Beşiktaş iskelesinden Uzuncaova’ya, elim annemin yeldirmesinin eteğinde, yürüdük. Orası Yıldız’a giden büyük caddeye muvazi fakat en alçak yerdedir. Oradan köy içinden yürüyerek o caddeye gidilir. Şimdi düşünürken bugünün gecekondularını hatırlıyorum.
Evlerin ekserisi derme çatma, Balkan Harbi’nin Rumeli muhacirleri tarafından yapılmış birer baraka bozuntusu evciklerden ibaretti. Sokaklar yamru yumru, çarpık geçitler… Yani bugün de sokak adı verilemez. Bilmem oraları hâlâ aynı halde mi?
Malum ya o zaman pek elektrik yoktu. Akşam gelmiş çatmıştı. Çünkü, o ağır bohçalarla yürümek, bilhassa tek kürekli kayıkla Haydarpaşa’dan Üsküdar’a gitmek çok zaman kaybettirmiş, bu evciklerin perdeleri arkasında yer yer ışıklar yanmıştı. O yamru yumru çamurlu sokaktan geçerken arada bir sendeliyor, düşüyor sonra gayret edip kalkıyordum. Bir defasında oradan geçen bir adamcağız beni tuttu kaldırdı.

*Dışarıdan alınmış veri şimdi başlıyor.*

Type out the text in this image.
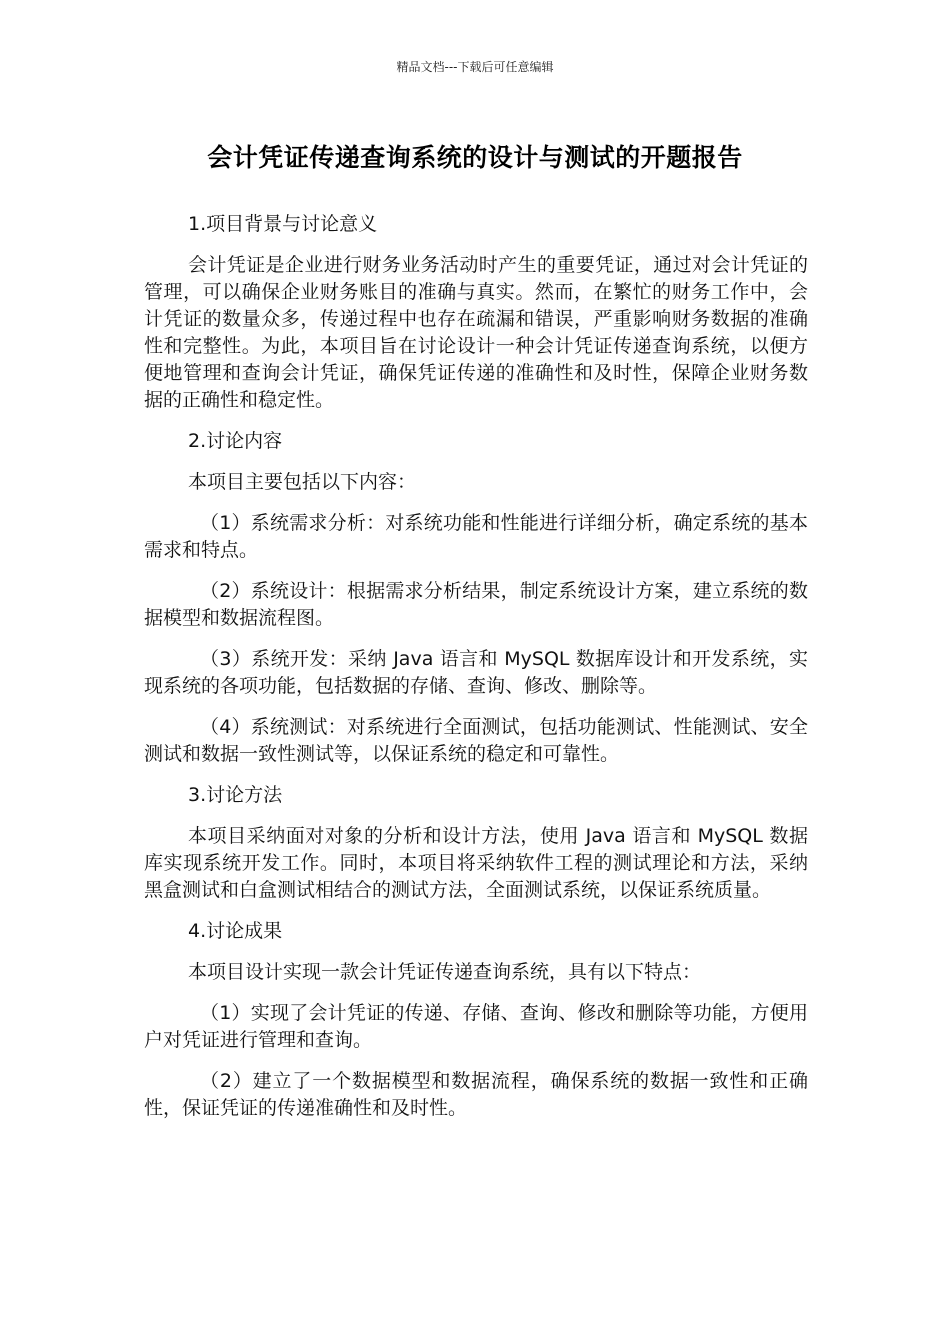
精品文档---下载后可任意编辑
会计凭证传递查询系统的设计与测试的开题报告
1.项目背景与讨论意义

会计凭证是企业进行财务业务活动时产生的重要凭证，通过对会计凭证的管理，可以确保企业财务账目的准确与真实。然而，在繁忙的财务工作中，会计凭证的数量众多，传递过程中也存在疏漏和错误，严重影响财务数据的准确性和完整性。为此，本项目旨在讨论设计一种会计凭证传递查询系统，以便方便地管理和查询会计凭证，确保凭证传递的准确性和及时性，保障企业财务数据的正确性和稳定性。

2.讨论内容

本项目主要包括以下内容：

（1）系统需求分析：对系统功能和性能进行详细分析，确定系统的基本需求和特点。

（2）系统设计：根据需求分析结果，制定系统设计方案，建立系统的数据模型和数据流程图。

（3）系统开发：采纳 Java 语言和 MySQL 数据库设计和开发系统，实现系统的各项功能，包括数据的存储、查询、修改、删除等。

（4）系统测试：对系统进行全面测试，包括功能测试、性能测试、安全测试和数据一致性测试等，以保证系统的稳定和可靠性。

3.讨论方法

本项目采纳面对对象的分析和设计方法，使用 Java 语言和 MySQL 数据库实现系统开发工作。同时，本项目将采纳软件工程的测试理论和方法，采纳黑盒测试和白盒测试相结合的测试方法，全面测试系统，以保证系统质量。

4.讨论成果

本项目设计实现一款会计凭证传递查询系统，具有以下特点：

（1）实现了会计凭证的传递、存储、查询、修改和删除等功能，方便用户对凭证进行管理和查询。

（2）建立了一个数据模型和数据流程，确保系统的数据一致性和正确性，保证凭证的传递准确性和及时性。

Nihayet penceresinin basma perdesinden ışık sızan bir küçük evin kapısında durduk. Kapı aralıktı, içerdeki küçük taşlık, galiba bir idare lambasıyla aydınlanmıştı. İçerde uzun bir erkek, şişman ve bodur bir kadın konuşuyorlar, kıyafetleri, sesleri hep gölge içinde. Şive, Rumeli şivesi.
– Nerede kaldılar?
– Gelirler şimdi… Sen pişirdin mi bir çorba? Dur, bak, kapının önünde duruyorlar.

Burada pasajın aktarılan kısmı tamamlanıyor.